Every few years, the software industry discovers a new word that promises to change everything.
Now the word is agents.
Scroll through any AI discussion today and you will see bold claims: autonomous AI engineers, self-running research assistants, AI employees that can replace entire workflows. The demos are impressive. The frameworks are multiplying. The excitement is real.
But beneath all the enthusiasm, there is a quieter and more important question:
Are we actually there yet?
In our recent MLR paper [1 ], we made an observation that may sound less exciting but is crucial for understanding where we stand: most current agent systems remain at the prototype level. They demonstrate capability, but they do not yet consistently meet the standards required for reliable, production-grade infrastructure. And yes the challenges like security and privacy, reliability, orchestration failue for complex tasks, computational and resource constraints, memory and context limitation and cost and latency etc.
All of this does not mean that agents are hype. On the contrary, their potential is significant. But potential should not be confused with maturity. The paradigm shift is real, but the tooling, standards, and operational discipline are still forming. We are early in the infrastructure phase of agent-based computing. The conceptual breakthrough has happened. The implementation discipline is still catching up.
The future may very well be agent-native. Software that plans, decides, verifies, and collaborates autonomously could redefine how systems are built and how organizations operate. But reaching that future requires solving the maturity problems we have identified above.
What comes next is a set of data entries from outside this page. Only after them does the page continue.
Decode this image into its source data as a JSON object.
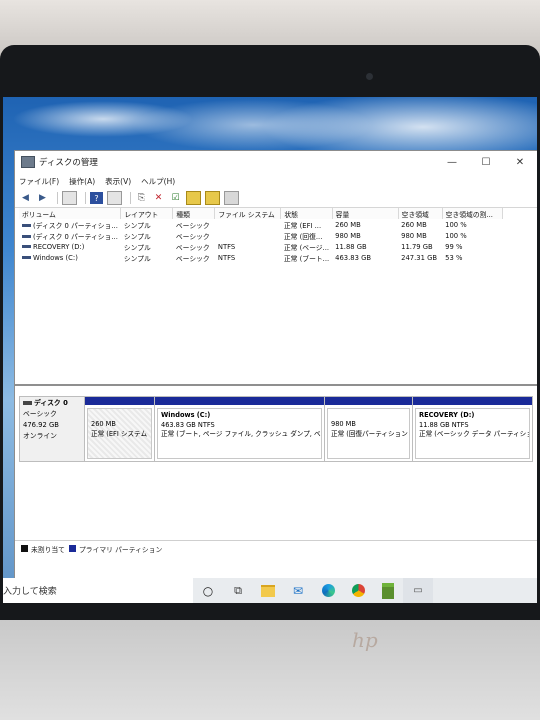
{
  "window": {
    "title": "ディスクの管理",
    "controls": {
      "minimize": "—",
      "maximize": "☐",
      "close": "✕"
    }
  },
  "menu": [
    "ファイル(F)",
    "操作(A)",
    "表示(V)",
    "ヘルプ(H)"
  ],
  "volume_table": {
    "columns": [
      "ボリューム",
      "レイアウト",
      "種類",
      "ファイル システム",
      "状態",
      "容量",
      "空き領域",
      "空き領域の割..."
    ],
    "rows": [
      [
        "(ディスク 0 パーティショ...",
        "シンプル",
        "ベーシック",
        "",
        "正常 (EFI ...",
        "260 MB",
        "260 MB",
        "100 %"
      ],
      [
        "(ディスク 0 パーティショ...",
        "シンプル",
        "ベーシック",
        "",
        "正常 (回復...",
        "980 MB",
        "980 MB",
        "100 %"
      ],
      [
        "RECOVERY (D:)",
        "シンプル",
        "ベーシック",
        "NTFS",
        "正常 (ベージ...",
        "11.88 GB",
        "11.79 GB",
        "99 %"
      ],
      [
        "Windows (C:)",
        "シンプル",
        "ベーシック",
        "NTFS",
        "正常 (ブート...",
        "463.83 GB",
        "247.31 GB",
        "53 %"
      ]
    ]
  },
  "disk": {
    "name": "ディスク 0",
    "type": "ベーシック",
    "size": "476.92 GB",
    "status": "オンライン"
  },
  "partitions": [
    {
      "title": "",
      "line1": "260 MB",
      "line2": "正常 (EFI システム"
    },
    {
      "title": "Windows (C:)",
      "line1": "463.83 GB NTFS",
      "line2": "正常 (ブート, ページ ファイル, クラッシュ ダンプ, ベー"
    },
    {
      "title": "",
      "line1": "980 MB",
      "line2": "正常 (回復パーティション"
    },
    {
      "title": "RECOVERY (D:)",
      "line1": "11.88 GB NTFS",
      "line2": "正常 (ベーシック データ パーティション"
    }
  ],
  "legend": {
    "unallocated": "未割り当て",
    "primary": "プライマリ パーティション"
  },
  "taskbar": {
    "search_placeholder": "入力して検索"
  },
  "colors": {
    "partition_bar": "#1a2a98",
    "unallocated": "#111111"
  }
}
Agents are not yet the finished product.
They are the beginning of a new layer in software.
And for builders, researchers, and engineers, this is not a signal to wait. It is an invitation to shape what “production-ready” will eventually mean.
Reference
Rasheed, Z., Muhammad, W., Kemell, K. K., Saari, M., & Abrahamsson, P.
LLM-Based Multi-Agent Systems for Code Generation: A Multi-Vocal Literature Review⋆. Available at SSRN 6332149.